Eles dizem que fizeram essa revolução para vos defender, às pessoas que trabalham e que são exploradas. Mas vocês sabem que o nosso palácio se esforçou sempre por tratar de vocês o melhor possível. Já tinha ajudado os vossos pais e avós e nunca faltou nada aos vossos filhos e netos.
Éramos uma família. Cada um no seu lugar, com respeito, mas éramos uma família.
Hoje, só se ouve falar em ódio e vingança. E isto nunca trouxe nada de bom a ninguém.

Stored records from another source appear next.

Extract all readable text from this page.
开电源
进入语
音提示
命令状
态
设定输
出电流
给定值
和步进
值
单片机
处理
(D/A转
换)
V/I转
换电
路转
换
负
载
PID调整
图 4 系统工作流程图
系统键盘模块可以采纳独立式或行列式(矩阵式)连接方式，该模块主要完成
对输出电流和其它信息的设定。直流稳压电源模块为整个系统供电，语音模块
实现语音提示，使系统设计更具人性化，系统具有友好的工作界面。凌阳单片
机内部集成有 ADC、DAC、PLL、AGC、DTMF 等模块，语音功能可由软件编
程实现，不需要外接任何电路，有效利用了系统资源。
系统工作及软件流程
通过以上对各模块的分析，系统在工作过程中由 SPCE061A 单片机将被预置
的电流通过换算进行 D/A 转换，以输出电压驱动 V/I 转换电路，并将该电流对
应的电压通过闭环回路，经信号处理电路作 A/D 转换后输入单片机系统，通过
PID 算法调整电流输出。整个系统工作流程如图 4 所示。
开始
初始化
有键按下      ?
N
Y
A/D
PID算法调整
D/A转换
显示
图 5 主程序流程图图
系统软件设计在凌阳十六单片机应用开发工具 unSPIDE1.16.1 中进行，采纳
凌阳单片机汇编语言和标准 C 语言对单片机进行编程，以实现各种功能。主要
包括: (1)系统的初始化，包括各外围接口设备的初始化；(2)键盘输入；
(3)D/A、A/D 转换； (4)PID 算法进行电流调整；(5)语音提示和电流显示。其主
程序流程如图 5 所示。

O que tenho para dizer, é muito triste.
A minha casa não pode continuar a alimentar tanta gente. Se eu fosse sozinha, mas há os filhos, genros, noras, sobrinhos, primos, como é que isto se pode aguentar?
( murmúrios)
Custa-me muito, esta noite fartei-me de chorar, mas as coisas são assim. E a culpa é desses republicanos que nos vieram tirar o sossego e a paz em que vivíamos.
(murmúrios)
Não querem ir? Mas o que é que eu posso fazer?
Bem, eu pensei numa solução.. Vocês, hoje, os trabalhadores é que mandam no país. Têm empregos bem pagos, as fábricas têm que vos aceitar, mesmo que depois fiquem na falência (ri).
Eu proponho que vocês vão trabalhar e que tragam cá para casa o ordenado que ganharam. Assim, pode ser que eu consiga aguentar as minhas duas famílias, a de sangue e a vossa, que é para mim de grande amizade e muito sacrifício.
(murmúrios)
Não querem, não me digam que já andam influenciados com as ideias desses malandros... Pensem bem. Olhem que a minha casa continua a ser visita de oficiais e de toda a gente que mandava neste país. E olhem que eles não estão parados; estão a organizar a guerra contra esses ladrões e toda a gente sabe que nós vamos ganhar outra vez.
Se vocês se portarem bem, eu protejo-vos nessa altura; mas se começarem com revoltas e recusas e ingratidões para comigo, que tenho sido uma mãe para todos, então ajustamos contas.
(silencio absoluto dos trabalhadores)
De acordo? Assim é que eu gosto de ouvir.
Vá, mexam-se, arranjem trabalho depressa que a casa já não é como era dantes, que aguentava tudo, os que trabalhavam e os que não faziam nada.
Encontramo-nos na missa, que o senhor padre há-de abençoar este acordo entre nós.
E agora, a minha benção...
(Grupo vai ao beija-mão)
Berta Maia – E se eles não quiserem?
Condessa de Ficalho - Berta, Berta, tenha juízo. Perceba que vocês ganharam contra a monarquia por um mero acaso, por um acidente da história...
Nós ganharemos sempre, porque temos a força da tradição, a Igreja apoia-nos, temos séculos de experiência a saber mandar, os criados respeitam-nos e temem-nos. E sabem muito bem que o patrão, o senhor, nunca pode estar na miséria. Até para poderem ter algumas migalhas. E também sabem que se isso acontecer, a nossa vingança será sem dó nem piedade.
Por isso, nos obedecem.
E é por essa razão que eles não ouvem as vossas belas palavras, vos denunciam e se põem ao nosso serviço.